MALATTIA DI PARKINSON
Fa parte dei “Parkinsonismi”, termine col quale si indica una sindrome clinica caratterizzata
da facies inespressiva, posizione fissa del corpo, lentezza dei movimenti volontari, andatura
festinante (passi ridotti e accelerati), rigidità e tremore delle mani a riposo “a contar
moneta”. Sono disturbi che vedono come comune denominatore l’alterazione del sistema
dopaminergico nigro-striatale.
Oltre che nella malattia di Parkinson, questi disturbi si riscontrano anche nella atrofia
sistemica multipla e nel parkinsonismo iatrogeno.
La diagnosi di Parkinson è posta in pazienti con progressivi segni di parkinsonismo (tremore,
rigidità, bradicinesia) senza altra causa conosciuta e responsivi alla L-DOPA.
Macroscopicamente: pallore della sostanza nigra e del locus ceruleus.
Microscopicamente: il pallore è spiegato dalla perdita di neuroni pigmentati
catecolaminergici in queste regioni, associata a gliosi. In alcuni neuroni residui ci possono
essere i corpi di Lewy: sono inclusioni citoplasmatiche eosinofile, tonde o allungate, con
nucleo centrale denso circondato da alone chiaro, e composti da sottili filamenti formati da
α-sinucleina.
I geni più frequentemente associati al Parkinson sono:
- L’α-sinucleina, proteina associata alle sinapsi e componente dei corpi di Lewy, soggetta a
ripiegamento anomale.
- LRRK2, chinasi che è soggetta ad acquisizione di funzione.
- Parkina, con perdita di funzione e funzione proteasomica deficitaria.
- DJ-1, coinvolta nella risposta ossidoriduttiva allo stress, dà disfunzione mitocondriale.
- PINK1, chinasi che regola la funzione mitocondriale.

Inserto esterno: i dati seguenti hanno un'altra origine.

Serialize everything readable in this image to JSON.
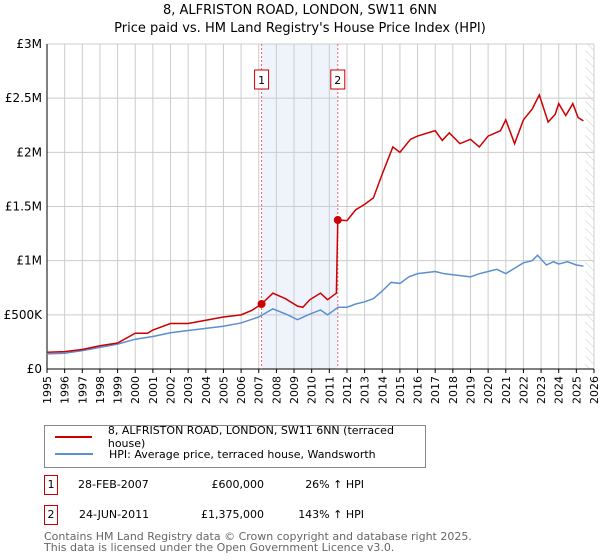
{
  "title_line1": "8, ALFRISTON ROAD, LONDON, SW11 6NN",
  "title_line2": "Price paid vs. HM Land Registry's House Price Index (HPI)",
  "chart_data": {
    "type": "line",
    "xlim": [
      1995,
      2026
    ],
    "ylim": [
      0,
      3000000
    ],
    "x_ticks": [
      "1995",
      "1996",
      "1997",
      "1998",
      "1999",
      "2000",
      "2001",
      "2002",
      "2003",
      "2004",
      "2005",
      "2006",
      "2007",
      "2008",
      "2009",
      "2010",
      "2011",
      "2012",
      "2013",
      "2014",
      "2015",
      "2016",
      "2017",
      "2018",
      "2019",
      "2020",
      "2021",
      "2022",
      "2023",
      "2024",
      "2025",
      "2026"
    ],
    "y_ticks": [
      {
        "v": 0,
        "label": "£0"
      },
      {
        "v": 500000,
        "label": "£500K"
      },
      {
        "v": 1000000,
        "label": "£1M"
      },
      {
        "v": 1500000,
        "label": "£1.5M"
      },
      {
        "v": 2000000,
        "label": "£2M"
      },
      {
        "v": 2500000,
        "label": "£2.5M"
      },
      {
        "v": 3000000,
        "label": "£3M"
      }
    ],
    "grid": true,
    "shaded_range": [
      2007.16,
      2011.48
    ],
    "projection_from": 2025.5,
    "series": [
      {
        "name": "8, ALFRISTON ROAD, LONDON, SW11 6NN (terraced house)",
        "color": "#cc0000",
        "x": [
          1995,
          1996,
          1997,
          1998,
          1999,
          2000,
          2000.7,
          2001,
          2002,
          2003,
          2004,
          2005,
          2006,
          2006.6,
          2007.16,
          2007.8,
          2008.5,
          2009.2,
          2009.5,
          2009.9,
          2010.5,
          2010.9,
          2011.4,
          2011.48,
          2012,
          2012.5,
          2013,
          2013.5,
          2014,
          2014.6,
          2015,
          2015.6,
          2016,
          2017,
          2017.4,
          2017.8,
          2018.4,
          2019,
          2019.5,
          2020,
          2020.7,
          2021,
          2021.5,
          2022,
          2022.5,
          2022.9,
          2023.4,
          2023.8,
          2024,
          2024.4,
          2024.8,
          2025.1,
          2025.4
        ],
        "y": [
          155000,
          160000,
          180000,
          215000,
          240000,
          330000,
          330000,
          360000,
          420000,
          420000,
          450000,
          480000,
          500000,
          540000,
          600000,
          700000,
          650000,
          580000,
          570000,
          640000,
          700000,
          640000,
          700000,
          1375000,
          1370000,
          1470000,
          1520000,
          1580000,
          1800000,
          2050000,
          2000000,
          2120000,
          2150000,
          2200000,
          2110000,
          2180000,
          2080000,
          2120000,
          2050000,
          2150000,
          2200000,
          2300000,
          2080000,
          2300000,
          2400000,
          2530000,
          2280000,
          2350000,
          2450000,
          2340000,
          2450000,
          2320000,
          2290000
        ]
      },
      {
        "name": "HPI: Average price, terraced house, Wandsworth",
        "color": "#5b8fd0",
        "x": [
          1995,
          1996,
          1997,
          1998,
          1999,
          2000,
          2001,
          2002,
          2003,
          2004,
          2005,
          2006,
          2007,
          2007.8,
          2008.5,
          2009.2,
          2009.8,
          2010.5,
          2010.9,
          2011.5,
          2012,
          2012.5,
          2013,
          2013.5,
          2014,
          2014.5,
          2015,
          2015.5,
          2016,
          2017,
          2017.5,
          2018,
          2019,
          2019.5,
          2020,
          2020.5,
          2021,
          2021.5,
          2022,
          2022.5,
          2022.8,
          2023.3,
          2023.7,
          2024,
          2024.5,
          2025,
          2025.4
        ],
        "y": [
          140000,
          145000,
          170000,
          200000,
          230000,
          275000,
          300000,
          335000,
          355000,
          375000,
          395000,
          425000,
          480000,
          555000,
          510000,
          455000,
          500000,
          545000,
          500000,
          570000,
          570000,
          600000,
          620000,
          650000,
          720000,
          800000,
          790000,
          850000,
          880000,
          900000,
          880000,
          870000,
          850000,
          880000,
          900000,
          920000,
          880000,
          930000,
          980000,
          1000000,
          1050000,
          960000,
          990000,
          970000,
          990000,
          960000,
          950000
        ]
      }
    ],
    "markers": [
      {
        "label": "1",
        "x": 2007.16,
        "y": 600000
      },
      {
        "label": "2",
        "x": 2011.48,
        "y": 1375000
      }
    ]
  },
  "transactions": [
    {
      "num": "1",
      "date": "28-FEB-2007",
      "price": "£600,000",
      "hpi": "26% ↑ HPI"
    },
    {
      "num": "2",
      "date": "24-JUN-2011",
      "price": "£1,375,000",
      "hpi": "143% ↑ HPI"
    }
  ],
  "footer_line1": "Contains HM Land Registry data © Crown copyright and database right 2025.",
  "footer_line2": "This data is licensed under the Open Government Licence v3.0."
}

I neuroni dopaminergici della sostanza nigra proiettano allo striato e la loro degenerazione è
correlata al contenuto di dopamina striatale. La gravità della sindrome è proporzionale al
deficit di dopamina, corretto in parte con la L-DOPA, ma il trattamento non arresta la
progressione di malattia. Clinica
Segni di parkinsonismo, disfunzione autonomica, declino delle funzioni cognitive, demenza.